Each SAP Hana record identifies account login credentials, database information and target hosts (IPs).
This record type is only available in accounts with PC or SCA, and is only supported for compliance scans.
For the most current list of supported authentication technologies and the versions that have been certified for VM and PC by record type, please refer to the following article:
Authentication Technologies Matrix
Go to Scans > Authentication, and then go to New > Databases > SAP HANA.
On the Login Credentials tab, choose Basic or Vault based authentication type. For Basic authentication, you'll provide the username and password to be used for authentication to the SAP Hana server. For Vault based authentication, you'll provide the username for authentication, and then pick the vault type and vault record for password retrieval. At scan time, we'll authenticate to hosts with the username in your record and the password we find in your vault.
Need to create a vault record? Just go to Scans > Authentication > Vaults and tell us about your vault system.
On the Target Configuration tab, tell us the database name to authenticate to and the port the database is running on.
By default, the scanner will verify the SSL certificate used by the SAP HANA device to make sure the certificate is valid and trusted. You may want to clear this option to skip SSL verification if the device is not configured with a certificate, the certificate was not issued by a well-known certificate authority (CA) or the certificate is self-signed.
Enter a list of FQDNs for the hosts that correspond to all host IP addresses on which a custom SSL certificate signed by a trusted root CA is installed. Multiple hosts are comma separated.
On the Unix Configuration tab, enter the full path to the SAP Hana configuration files on your Unix hosts. These files are accessed to run certain checks. Ensure that files are in the same location for all the hosts that you want scan.
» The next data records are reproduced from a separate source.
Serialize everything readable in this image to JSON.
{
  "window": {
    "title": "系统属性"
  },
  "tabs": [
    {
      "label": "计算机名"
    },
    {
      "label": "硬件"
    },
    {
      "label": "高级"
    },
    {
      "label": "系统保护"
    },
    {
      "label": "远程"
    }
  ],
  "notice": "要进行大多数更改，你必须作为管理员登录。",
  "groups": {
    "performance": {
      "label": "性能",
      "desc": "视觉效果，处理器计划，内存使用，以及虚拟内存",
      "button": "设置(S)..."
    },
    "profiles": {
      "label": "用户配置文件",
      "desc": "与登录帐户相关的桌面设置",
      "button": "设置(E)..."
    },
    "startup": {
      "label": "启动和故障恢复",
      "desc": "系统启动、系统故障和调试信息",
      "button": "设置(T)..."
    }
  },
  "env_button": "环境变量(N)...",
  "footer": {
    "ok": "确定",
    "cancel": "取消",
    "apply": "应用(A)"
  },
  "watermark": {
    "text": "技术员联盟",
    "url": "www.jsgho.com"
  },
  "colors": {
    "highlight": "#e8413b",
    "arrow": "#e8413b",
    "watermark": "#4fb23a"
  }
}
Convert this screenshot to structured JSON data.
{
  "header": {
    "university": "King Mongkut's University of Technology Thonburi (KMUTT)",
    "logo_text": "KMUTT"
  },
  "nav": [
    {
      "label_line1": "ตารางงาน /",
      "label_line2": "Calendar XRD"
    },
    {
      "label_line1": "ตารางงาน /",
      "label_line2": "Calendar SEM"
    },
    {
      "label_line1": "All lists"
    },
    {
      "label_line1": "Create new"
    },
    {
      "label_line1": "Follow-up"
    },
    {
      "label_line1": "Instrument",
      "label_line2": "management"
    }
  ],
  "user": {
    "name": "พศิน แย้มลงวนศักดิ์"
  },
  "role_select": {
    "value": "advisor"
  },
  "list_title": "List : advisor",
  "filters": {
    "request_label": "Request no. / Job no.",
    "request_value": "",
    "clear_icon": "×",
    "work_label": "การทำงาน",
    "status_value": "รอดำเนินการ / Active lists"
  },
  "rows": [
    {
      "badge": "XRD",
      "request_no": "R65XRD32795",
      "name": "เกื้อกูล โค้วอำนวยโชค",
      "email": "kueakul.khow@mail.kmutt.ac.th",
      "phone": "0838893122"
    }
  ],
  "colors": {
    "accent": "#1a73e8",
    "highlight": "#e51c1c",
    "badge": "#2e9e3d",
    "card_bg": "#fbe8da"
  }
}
Select the IP addresses for the SAP Hana databases that the scanning engine should log into using the specified credentials.
Managers can add authentication records. Unit Managers must be granted the Create/edit authentication records permission.
When a Unit Manager edits a record, the Unit Manager only sees the IPs in the record that they have permission to. Any changes made by the Unit Manager to the record settings will apply to all hosts defined in the record, regardless of whether all hosts belong to the user's business unit. The record may contain more IPs that are not visible to the Unit Manager.